Southland and Other Tales

I’ve been intrigued by the Cannes reviews of Donnie Darko director Richard Kelly’s latest film, Southland Tales. While the reviews of Kelly’s 160-minute Cannes cut have been mostly negative, Kelly’s comments about the film make it sound compelling. And given that Donnie Darko didn’t find an audience until it was released on DVD, I’m beginning to wonder if Kelly’s approach to movie making isn’t better suited for the DVD medium. Of course the cinematography for Darko is impressive, and seeing the film on a smaller screen automatically entails some form of loss, but as Nick points out in his blog essay on “incompleteness,” Kelly often seems to be re-directing his films during his director’s commentary tracks.

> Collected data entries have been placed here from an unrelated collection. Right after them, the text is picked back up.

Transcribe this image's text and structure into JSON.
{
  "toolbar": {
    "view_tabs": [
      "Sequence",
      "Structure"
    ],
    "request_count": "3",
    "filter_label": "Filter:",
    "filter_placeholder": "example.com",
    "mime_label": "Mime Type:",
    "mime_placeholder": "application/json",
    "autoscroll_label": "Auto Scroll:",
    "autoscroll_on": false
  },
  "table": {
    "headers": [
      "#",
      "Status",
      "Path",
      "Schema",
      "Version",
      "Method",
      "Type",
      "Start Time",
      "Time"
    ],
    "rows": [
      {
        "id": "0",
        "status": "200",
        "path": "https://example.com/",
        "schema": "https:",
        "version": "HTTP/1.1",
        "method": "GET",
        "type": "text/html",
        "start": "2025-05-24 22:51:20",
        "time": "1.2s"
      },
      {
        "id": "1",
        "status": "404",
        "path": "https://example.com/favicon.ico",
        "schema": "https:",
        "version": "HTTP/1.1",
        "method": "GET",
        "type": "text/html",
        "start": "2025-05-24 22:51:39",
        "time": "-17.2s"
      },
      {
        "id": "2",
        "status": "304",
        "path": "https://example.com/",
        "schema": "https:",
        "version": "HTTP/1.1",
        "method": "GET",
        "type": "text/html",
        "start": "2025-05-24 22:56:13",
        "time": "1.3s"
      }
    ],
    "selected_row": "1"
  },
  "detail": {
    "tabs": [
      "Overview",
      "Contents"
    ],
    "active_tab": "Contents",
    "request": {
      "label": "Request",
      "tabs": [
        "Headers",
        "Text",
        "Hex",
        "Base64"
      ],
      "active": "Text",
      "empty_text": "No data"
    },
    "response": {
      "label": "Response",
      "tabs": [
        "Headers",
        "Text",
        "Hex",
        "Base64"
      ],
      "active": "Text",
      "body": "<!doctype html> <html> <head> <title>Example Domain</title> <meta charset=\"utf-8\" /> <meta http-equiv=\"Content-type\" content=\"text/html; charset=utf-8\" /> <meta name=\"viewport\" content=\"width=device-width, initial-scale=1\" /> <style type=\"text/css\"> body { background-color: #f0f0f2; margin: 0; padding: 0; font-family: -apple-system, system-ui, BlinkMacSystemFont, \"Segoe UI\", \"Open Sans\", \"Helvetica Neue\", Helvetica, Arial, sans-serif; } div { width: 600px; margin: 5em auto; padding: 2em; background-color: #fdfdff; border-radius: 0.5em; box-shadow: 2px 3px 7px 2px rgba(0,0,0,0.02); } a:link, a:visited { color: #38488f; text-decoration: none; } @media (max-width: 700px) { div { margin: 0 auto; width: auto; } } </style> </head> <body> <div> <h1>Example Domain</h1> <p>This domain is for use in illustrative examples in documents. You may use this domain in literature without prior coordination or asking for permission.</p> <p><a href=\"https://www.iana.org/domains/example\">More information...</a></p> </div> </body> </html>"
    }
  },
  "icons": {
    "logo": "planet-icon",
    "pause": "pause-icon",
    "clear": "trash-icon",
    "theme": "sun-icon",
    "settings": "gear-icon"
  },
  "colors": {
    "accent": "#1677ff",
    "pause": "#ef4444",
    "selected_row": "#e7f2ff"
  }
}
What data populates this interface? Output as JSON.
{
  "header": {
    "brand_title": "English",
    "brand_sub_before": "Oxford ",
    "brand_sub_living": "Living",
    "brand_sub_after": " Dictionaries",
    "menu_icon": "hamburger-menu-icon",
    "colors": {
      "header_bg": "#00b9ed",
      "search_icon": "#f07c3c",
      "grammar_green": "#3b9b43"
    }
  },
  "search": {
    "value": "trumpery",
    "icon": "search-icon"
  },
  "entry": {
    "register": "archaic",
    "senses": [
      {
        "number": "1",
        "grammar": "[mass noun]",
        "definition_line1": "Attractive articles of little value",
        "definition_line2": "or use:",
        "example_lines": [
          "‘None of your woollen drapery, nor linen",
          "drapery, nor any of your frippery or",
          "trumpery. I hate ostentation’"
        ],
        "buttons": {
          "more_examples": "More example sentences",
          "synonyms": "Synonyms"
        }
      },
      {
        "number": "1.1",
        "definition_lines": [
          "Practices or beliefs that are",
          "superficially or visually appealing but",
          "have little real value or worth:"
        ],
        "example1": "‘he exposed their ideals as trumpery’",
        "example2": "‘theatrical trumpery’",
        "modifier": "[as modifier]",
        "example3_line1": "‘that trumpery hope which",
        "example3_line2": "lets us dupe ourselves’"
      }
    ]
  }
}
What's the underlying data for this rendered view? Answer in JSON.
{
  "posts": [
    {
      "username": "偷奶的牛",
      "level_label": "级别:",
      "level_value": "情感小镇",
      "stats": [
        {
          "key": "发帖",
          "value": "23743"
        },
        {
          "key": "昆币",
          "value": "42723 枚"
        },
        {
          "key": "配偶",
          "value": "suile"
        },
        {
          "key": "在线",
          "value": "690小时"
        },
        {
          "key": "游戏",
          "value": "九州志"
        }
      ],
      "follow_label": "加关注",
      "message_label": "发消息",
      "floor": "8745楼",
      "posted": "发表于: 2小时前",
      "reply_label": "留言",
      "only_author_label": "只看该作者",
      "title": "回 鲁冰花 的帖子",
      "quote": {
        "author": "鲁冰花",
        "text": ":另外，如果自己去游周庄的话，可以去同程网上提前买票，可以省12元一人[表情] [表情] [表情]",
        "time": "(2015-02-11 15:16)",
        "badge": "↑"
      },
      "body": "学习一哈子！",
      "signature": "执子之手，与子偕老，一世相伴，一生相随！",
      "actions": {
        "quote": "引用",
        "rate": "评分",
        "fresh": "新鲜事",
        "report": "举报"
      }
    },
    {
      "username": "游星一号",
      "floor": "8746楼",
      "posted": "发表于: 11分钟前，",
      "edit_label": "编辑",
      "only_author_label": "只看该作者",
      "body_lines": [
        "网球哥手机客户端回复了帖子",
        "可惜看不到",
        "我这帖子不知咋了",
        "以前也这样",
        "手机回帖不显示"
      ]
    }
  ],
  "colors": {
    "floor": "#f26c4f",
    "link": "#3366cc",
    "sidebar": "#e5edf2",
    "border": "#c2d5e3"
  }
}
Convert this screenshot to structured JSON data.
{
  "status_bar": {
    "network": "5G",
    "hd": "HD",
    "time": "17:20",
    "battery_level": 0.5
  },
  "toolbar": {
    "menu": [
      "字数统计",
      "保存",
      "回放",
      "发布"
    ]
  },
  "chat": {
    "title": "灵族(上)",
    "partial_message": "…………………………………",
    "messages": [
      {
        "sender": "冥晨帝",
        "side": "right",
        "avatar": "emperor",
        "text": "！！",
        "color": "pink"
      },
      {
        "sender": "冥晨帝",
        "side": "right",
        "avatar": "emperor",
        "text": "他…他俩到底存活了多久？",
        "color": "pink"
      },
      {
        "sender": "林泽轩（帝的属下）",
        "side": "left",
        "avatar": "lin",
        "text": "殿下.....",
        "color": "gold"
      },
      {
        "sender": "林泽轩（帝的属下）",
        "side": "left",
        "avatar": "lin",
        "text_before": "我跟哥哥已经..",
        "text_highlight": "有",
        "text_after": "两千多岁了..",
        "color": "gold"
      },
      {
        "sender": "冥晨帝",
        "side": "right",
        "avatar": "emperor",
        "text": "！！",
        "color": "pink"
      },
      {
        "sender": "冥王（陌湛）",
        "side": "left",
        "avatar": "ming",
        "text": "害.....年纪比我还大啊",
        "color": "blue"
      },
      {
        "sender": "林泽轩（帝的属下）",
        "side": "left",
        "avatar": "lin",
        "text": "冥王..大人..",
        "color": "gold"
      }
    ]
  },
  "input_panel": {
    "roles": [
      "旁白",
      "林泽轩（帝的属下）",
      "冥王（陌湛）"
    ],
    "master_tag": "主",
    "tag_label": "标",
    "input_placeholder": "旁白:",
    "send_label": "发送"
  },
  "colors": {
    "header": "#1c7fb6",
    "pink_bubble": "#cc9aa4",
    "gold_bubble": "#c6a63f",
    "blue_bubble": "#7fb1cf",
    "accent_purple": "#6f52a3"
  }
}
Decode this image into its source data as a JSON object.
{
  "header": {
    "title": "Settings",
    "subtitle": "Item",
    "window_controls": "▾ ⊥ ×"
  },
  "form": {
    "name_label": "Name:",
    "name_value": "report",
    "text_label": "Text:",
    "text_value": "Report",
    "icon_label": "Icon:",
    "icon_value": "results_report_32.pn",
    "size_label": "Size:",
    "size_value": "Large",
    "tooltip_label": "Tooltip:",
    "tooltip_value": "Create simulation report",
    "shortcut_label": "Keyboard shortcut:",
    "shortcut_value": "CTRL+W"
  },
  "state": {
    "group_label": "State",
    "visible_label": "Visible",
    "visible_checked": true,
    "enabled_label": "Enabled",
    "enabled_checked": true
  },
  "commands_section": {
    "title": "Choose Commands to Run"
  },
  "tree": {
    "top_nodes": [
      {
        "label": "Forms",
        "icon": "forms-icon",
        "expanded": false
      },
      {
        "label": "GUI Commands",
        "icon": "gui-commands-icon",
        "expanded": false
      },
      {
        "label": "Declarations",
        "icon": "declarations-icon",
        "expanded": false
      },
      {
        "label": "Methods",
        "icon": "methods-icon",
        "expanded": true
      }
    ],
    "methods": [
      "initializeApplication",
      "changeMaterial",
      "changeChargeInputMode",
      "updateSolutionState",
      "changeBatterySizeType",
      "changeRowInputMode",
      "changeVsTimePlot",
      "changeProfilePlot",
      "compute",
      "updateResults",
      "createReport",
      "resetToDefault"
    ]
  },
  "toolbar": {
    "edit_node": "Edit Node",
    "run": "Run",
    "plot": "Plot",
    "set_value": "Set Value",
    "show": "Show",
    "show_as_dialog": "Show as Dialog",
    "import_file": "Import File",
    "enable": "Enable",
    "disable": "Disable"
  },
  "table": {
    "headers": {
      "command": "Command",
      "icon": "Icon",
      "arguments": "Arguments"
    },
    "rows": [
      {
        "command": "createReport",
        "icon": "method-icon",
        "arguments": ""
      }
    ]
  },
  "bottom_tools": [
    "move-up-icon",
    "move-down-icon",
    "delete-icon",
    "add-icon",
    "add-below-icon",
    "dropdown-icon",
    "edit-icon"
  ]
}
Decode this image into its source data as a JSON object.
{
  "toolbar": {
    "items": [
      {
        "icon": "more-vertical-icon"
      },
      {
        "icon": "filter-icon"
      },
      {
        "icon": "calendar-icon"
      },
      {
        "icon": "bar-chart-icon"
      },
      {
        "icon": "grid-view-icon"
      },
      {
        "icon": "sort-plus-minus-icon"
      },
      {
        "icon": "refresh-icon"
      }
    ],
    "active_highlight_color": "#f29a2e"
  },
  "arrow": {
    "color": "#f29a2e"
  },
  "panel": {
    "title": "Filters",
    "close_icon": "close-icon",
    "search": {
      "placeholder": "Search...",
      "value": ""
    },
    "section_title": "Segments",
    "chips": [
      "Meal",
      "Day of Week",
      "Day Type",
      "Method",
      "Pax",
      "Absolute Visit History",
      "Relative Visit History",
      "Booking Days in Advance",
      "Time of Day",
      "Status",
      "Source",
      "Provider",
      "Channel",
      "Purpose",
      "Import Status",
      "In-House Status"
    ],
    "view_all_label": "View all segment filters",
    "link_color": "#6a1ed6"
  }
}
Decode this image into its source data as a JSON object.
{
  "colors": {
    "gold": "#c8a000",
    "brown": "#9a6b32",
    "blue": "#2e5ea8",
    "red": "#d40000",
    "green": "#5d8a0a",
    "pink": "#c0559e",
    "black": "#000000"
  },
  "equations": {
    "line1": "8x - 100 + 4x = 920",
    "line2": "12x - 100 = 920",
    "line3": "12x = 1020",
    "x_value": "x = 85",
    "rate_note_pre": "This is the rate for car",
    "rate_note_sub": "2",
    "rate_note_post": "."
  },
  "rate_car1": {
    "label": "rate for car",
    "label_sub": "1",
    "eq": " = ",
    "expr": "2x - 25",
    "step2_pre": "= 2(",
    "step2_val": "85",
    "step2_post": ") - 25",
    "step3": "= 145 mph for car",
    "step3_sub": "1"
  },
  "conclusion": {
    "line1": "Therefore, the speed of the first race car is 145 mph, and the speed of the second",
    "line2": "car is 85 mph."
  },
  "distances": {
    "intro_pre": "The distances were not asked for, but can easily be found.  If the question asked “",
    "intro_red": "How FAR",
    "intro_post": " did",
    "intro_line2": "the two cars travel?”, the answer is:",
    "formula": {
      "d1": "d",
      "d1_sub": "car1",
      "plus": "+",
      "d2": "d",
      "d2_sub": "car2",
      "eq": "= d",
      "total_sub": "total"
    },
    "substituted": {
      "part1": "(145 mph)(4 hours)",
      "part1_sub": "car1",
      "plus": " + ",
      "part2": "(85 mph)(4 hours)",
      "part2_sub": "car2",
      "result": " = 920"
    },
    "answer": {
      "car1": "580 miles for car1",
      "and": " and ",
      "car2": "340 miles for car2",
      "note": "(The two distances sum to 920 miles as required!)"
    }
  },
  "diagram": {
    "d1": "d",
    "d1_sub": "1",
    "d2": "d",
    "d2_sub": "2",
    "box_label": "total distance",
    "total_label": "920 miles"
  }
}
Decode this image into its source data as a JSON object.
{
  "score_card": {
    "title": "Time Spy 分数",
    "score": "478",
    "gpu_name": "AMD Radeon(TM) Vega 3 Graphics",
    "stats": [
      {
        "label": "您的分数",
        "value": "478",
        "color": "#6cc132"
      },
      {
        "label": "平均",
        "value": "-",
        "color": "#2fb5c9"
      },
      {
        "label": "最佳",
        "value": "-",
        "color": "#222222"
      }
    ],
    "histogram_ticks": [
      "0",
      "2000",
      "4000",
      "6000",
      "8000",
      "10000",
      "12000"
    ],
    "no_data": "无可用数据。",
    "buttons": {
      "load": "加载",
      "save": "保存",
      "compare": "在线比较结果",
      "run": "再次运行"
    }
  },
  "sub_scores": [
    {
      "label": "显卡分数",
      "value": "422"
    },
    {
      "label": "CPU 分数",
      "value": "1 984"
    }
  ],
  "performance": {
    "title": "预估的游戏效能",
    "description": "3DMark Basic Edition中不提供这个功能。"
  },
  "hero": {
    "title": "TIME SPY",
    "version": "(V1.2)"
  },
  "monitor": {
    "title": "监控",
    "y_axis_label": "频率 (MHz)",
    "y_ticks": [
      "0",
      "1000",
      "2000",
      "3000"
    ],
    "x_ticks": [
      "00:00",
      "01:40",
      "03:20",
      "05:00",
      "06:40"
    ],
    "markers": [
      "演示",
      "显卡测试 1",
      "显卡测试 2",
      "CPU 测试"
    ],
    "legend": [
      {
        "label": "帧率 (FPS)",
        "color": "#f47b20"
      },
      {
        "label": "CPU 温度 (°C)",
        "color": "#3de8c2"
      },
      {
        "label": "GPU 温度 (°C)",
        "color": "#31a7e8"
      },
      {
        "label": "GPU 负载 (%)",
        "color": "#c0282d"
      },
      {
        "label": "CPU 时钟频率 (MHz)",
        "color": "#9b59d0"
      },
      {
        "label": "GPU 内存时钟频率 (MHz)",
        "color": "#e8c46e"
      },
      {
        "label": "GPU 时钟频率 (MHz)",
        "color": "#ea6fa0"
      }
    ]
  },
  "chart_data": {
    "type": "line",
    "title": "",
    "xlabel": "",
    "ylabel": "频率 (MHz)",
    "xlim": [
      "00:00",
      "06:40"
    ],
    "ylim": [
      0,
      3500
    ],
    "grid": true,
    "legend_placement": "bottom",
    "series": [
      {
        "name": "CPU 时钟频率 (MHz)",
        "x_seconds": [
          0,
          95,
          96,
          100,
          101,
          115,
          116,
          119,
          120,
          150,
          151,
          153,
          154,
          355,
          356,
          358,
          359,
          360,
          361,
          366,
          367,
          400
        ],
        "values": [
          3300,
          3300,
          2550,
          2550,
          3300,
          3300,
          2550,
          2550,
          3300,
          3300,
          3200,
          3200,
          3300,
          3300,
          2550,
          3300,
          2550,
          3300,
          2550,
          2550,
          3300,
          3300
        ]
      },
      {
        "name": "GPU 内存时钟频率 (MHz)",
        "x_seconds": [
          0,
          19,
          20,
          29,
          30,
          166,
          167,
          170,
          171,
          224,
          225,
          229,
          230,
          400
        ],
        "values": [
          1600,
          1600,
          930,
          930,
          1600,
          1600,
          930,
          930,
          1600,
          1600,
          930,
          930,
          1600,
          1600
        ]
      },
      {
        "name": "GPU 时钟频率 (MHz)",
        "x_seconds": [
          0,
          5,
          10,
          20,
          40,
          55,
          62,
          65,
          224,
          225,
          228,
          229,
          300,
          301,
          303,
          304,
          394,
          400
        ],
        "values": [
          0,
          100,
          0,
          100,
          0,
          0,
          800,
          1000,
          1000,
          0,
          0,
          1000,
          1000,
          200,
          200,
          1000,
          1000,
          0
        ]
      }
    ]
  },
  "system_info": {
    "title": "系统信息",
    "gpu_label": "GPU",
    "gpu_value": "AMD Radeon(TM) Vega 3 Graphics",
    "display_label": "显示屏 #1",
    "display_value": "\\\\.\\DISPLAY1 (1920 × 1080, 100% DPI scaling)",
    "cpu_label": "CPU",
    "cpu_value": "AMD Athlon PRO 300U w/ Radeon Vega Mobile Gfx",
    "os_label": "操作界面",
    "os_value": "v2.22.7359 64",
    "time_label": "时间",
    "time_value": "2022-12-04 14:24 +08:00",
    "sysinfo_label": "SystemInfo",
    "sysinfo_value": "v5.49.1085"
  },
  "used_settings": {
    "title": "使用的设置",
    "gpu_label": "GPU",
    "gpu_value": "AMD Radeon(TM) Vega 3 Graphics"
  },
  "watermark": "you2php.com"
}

At any rate, Matt Dentler’s blog entry describes two scenes that may contribute little to the film’s narrative but work well as “set pieces,” self-contained scenes that seem to be doing something. The first features “a moody dance sequence–featuring The Rock, Sarah Michelle Gellar, Mandy Moore, and others– choreographed to” Moby’s “Memory Gospel.” The latter features “an inexplicably bloody Justin Timberlake lip-synching a Killers tune while surrounded by a chorus line of dancers.” I haven’t seen the film, but these moments sound pretty amazing. Meanwhile, Anne Thompson reports on Kelly’s creative casting decisions and, in describing Kelly’s post-Cannes press conference, speculates that Kelly is in need of a good editor, compaing his films to the often-rambling but intellectually-stimulating work of filmmakers such as Wim Wenders (Until the End of the World, by the way, is a personal fave) and Gus Van Sant. The comparison to Robert Aldrich’s 1955 film noir, Kiss Me Deadly is also enticing.

Also worth noting: Mark Peranson’s Village Voice article, which anticipates that Southland Tales is destined to become Kelly’s “next cult film.”

Update: Just testing something by republishing this entry. Talk amongst yourselves.